Well, I’m almost two full days into my version of Christmas Vacation and I’ve forgotten that today was Sunday. You know I forgot it was sunday because I wasn’t blogging over coffee in the early hours of the morning. Since there’s really no schedule to keep, I hope you’ll forgive the oversight… and if you don’t, just send me an email, I’ll add you as a contributing writer, and you can drag out of bed before the crack of dawn to try being witty and charming first thing next Sunday morning.

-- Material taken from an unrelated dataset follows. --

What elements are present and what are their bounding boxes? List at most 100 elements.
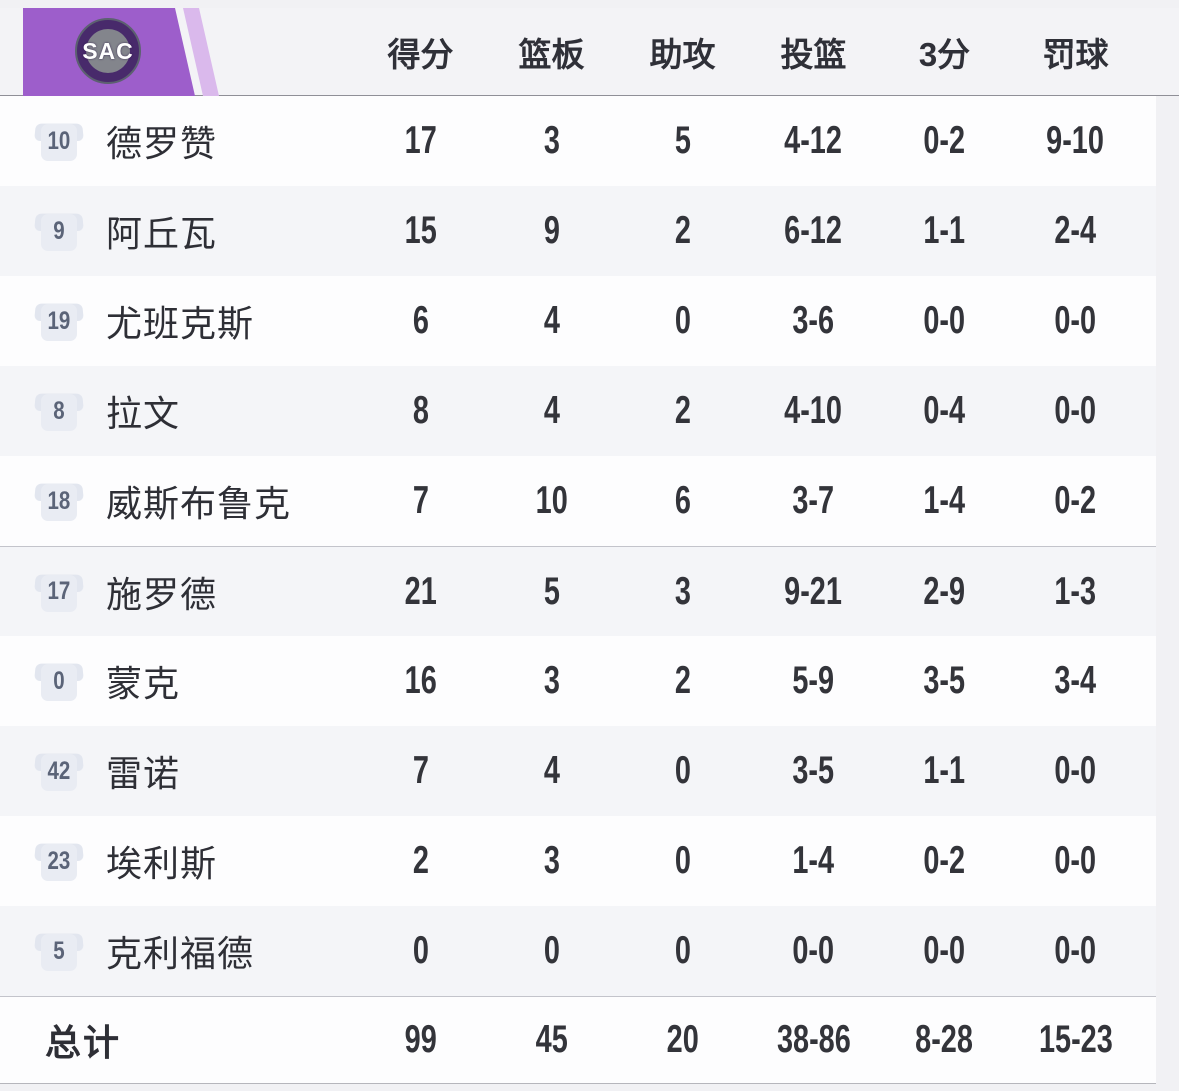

I’m sure there are some incredibly important things going on in the world right now just crying out for me to comment on them, but I have no idea what they might be. Honestly, I’ve mostly tuned out. Sure the TV is still humming along providing background noise, but so far today I’ve studiously avoided tuning in to anything remotely resembling news. Judging from the sounds coming from the living room, the History Channel (or maybe one of the science-y channels) is running a program on geology from the earth’s crust to its core. That’s plenty good for background chatter.
Past that, there’s nothing particularly interesting to report. A quiet day, few interruptions, dank, and rainy. Sort of the misanthrope’s perfect day. I’ll do my best to keep that trend going tomorrow, but with the inevitable pack out, load up, and pre-trip spazzing, having that kind of success two days in a row seems pretty unlikely.